THE NO-LUCK CLUB


Some people make fun of my old Honda. Not much longer, baby. My wife was in a car dealership the other day when she was invited to enter a contest to win a four-wheel-drive Mercedes. As I see it, the thing is practically in the driveway.

I’ve always been drawn to contests and games, a trait that surely comes from my grandmother. Nana’s weakness was Bingo, known to her and other Massachusetts Irish as Beano. “Beano” because Protestant legislators had banned Bingo nights once it became clear they were the source of half the revenue of the Catholic church. That the very same game became legal when renamed “Beano” was an early lesson in legalistic sophistry for the Boston Irish, not that they were ever a people desperately in need of such lessons.

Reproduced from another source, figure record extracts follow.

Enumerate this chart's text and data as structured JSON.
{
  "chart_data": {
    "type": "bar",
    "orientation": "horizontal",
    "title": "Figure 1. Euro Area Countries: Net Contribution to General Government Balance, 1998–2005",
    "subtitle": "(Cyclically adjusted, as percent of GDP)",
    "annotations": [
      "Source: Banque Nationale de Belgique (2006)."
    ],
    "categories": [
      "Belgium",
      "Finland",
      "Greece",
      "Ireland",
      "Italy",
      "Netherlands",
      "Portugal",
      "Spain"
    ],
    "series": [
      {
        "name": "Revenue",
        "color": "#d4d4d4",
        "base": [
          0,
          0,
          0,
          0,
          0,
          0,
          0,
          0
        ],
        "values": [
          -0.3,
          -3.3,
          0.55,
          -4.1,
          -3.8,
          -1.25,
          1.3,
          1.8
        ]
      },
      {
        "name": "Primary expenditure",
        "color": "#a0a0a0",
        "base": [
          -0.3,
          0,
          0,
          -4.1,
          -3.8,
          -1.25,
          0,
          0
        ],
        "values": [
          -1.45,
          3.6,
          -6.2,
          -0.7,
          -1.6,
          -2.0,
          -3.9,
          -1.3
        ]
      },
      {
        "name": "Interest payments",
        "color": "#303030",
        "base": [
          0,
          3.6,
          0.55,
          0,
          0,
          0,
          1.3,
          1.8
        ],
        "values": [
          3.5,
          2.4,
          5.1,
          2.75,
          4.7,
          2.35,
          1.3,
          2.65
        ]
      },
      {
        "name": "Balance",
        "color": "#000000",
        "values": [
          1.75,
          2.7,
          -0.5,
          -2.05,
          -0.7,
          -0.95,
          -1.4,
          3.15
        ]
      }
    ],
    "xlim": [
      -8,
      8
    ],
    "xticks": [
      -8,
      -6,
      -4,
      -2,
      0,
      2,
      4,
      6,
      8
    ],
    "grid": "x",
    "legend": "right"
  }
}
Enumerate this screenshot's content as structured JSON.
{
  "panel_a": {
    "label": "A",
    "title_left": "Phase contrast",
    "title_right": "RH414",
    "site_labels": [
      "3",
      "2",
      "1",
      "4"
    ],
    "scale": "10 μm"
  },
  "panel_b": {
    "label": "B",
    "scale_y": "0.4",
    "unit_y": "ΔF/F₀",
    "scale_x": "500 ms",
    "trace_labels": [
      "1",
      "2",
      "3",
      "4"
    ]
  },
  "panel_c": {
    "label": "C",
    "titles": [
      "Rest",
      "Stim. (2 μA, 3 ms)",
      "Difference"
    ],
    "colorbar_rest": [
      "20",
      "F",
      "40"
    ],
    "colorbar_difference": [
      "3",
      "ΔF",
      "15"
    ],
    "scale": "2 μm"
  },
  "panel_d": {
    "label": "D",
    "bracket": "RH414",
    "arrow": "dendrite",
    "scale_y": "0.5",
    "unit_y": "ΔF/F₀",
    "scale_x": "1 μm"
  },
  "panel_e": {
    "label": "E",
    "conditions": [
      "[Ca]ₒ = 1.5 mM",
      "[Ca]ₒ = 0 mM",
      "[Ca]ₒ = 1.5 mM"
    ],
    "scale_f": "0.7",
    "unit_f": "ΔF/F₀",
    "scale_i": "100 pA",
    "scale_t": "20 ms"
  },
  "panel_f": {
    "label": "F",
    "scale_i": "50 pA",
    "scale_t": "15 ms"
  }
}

If you were willing to leave your parish, you could play Beano every night of the week, which is what Nana did. But her luck was bad. She never won anything in her entire life.

Sorry, she did win one thing. One weekday, my mother took her to some gargantuan ladies’ luncheon. There was a raffle, and in a packed room, Nana’s number came up. The prize was “Got My Mojo Workin’,” a tape by a jazz/fusion crooner called “The Incredible Jimmy Smith.” When Nana got home, brandishing the cassette with considerable pride, I offered to play it on my tape recorder. So there we sat at the kitchen table in Lynn, Massachusetts, my 62- year-old grandmother and me, while Jimmy Smith, as Incredible as they said he would be, went through a series of suggestive grunts:

Oh! Ohhhhhhhhhh! Mo-jo!

Ugh! Ugh! Mohhhhhhhh-jo!

Work it! Ugh!

Work it, baby! Ugh!

At that age, I liked all music, from “All Along the Watchtower” to ” Julie, Julie, Julie, Do Ya Love Me?,” but here I drew the line. Nana didn’t like it much, either. We shut it off before Jimmy had even got his mojo halfway worked.

I had been similarly deceived by the Salem Evening News, for which I had a paper route. One winter afternoon a flyer arrived announcing that any paperboy who got ten new subscriptions could enter a drawing to meet Don Awrey of the Boston Bruins. Awrey was my favorite hockey player. God knows why — he was a scrub defenseman on the great Bruins teams of Orr, Esposito, and Bucyk. But that only made me the more desperate to seize this rare chance to pay him homage.

My neighborhood was Lynn Item territory. Potential subscribers for the Salem News were thin on the ground, and to get them meant transforming my paper route from a tight little 12-minute circuit into an afternoon-consuming odyssey through neighborhoods I’d never seen before. But, after weeks of bicycling through sleet, with my fingers frozen to the handlebars, I got them. My name got drawn. And one night in January, my father drove me up to a gymnasium in Beverly to sit at the hero’s knee.

The gym was stifling; there were at least 200 kids there, sitting on folding chairs with their chainsmoking dads in tow. It was clear that I’d been had. There hadn’t been any subscription contest. Anyone who’d wanted to come could have come. I probably wasn’t even going to get to shake Don Awrey’s hand.

Awrey started off with a contest of his own, waving an official Boston Bruins winter hat in front of the throng. “I’ll give this hat,” he said, “to anyone who can tell me why, when someone scores three goals, it’s called a hat trick.”

It was a no-brainer. Two hundred Salem News paperboys were wildly waving, screaming, “I know! I know!” Awrey lifted his head, looked down his nose, and pointed directly at me. Then he said something I’ll never forget. He said:

“Uh. . . the little girl in the back.”

I plead long hair (it was 1973) and the smoke in the gym. I said, more pipingly than I would have liked, “I’m a boy.” Then I explained — at least I’d get a hat out of it — that whenever a player scores three goals, fans throw their hats on the ice.

Awrey said only one word: “Wrong.” He turned to the (now-chuckling) crowd and explained that the right answer was that in 1890-something, a Montreal hat merchant promised that anyone on the Canadiens who —

I told my father we had better go. What a humiliation. No handshake, no prize, no food, my eyes watering (from all the smoke, of course). And the realization that for this I had saddled myself with a paper route that would have prostrated Lewis and Clark.

Awrey left the Bruins soon after. He was ignominiously benched for the 1976 Stanley Cup finals, a coaching decision that still tops my list of Great Moments in Sports History. But I’m more magnanimous now. After all, this stuff is small beer for someone who’ll be tooling around in a four-wheel- drive Mercedes in another week or so. Then I’ll be saying, “Hey, Don Awrey, who’s the little girl now?”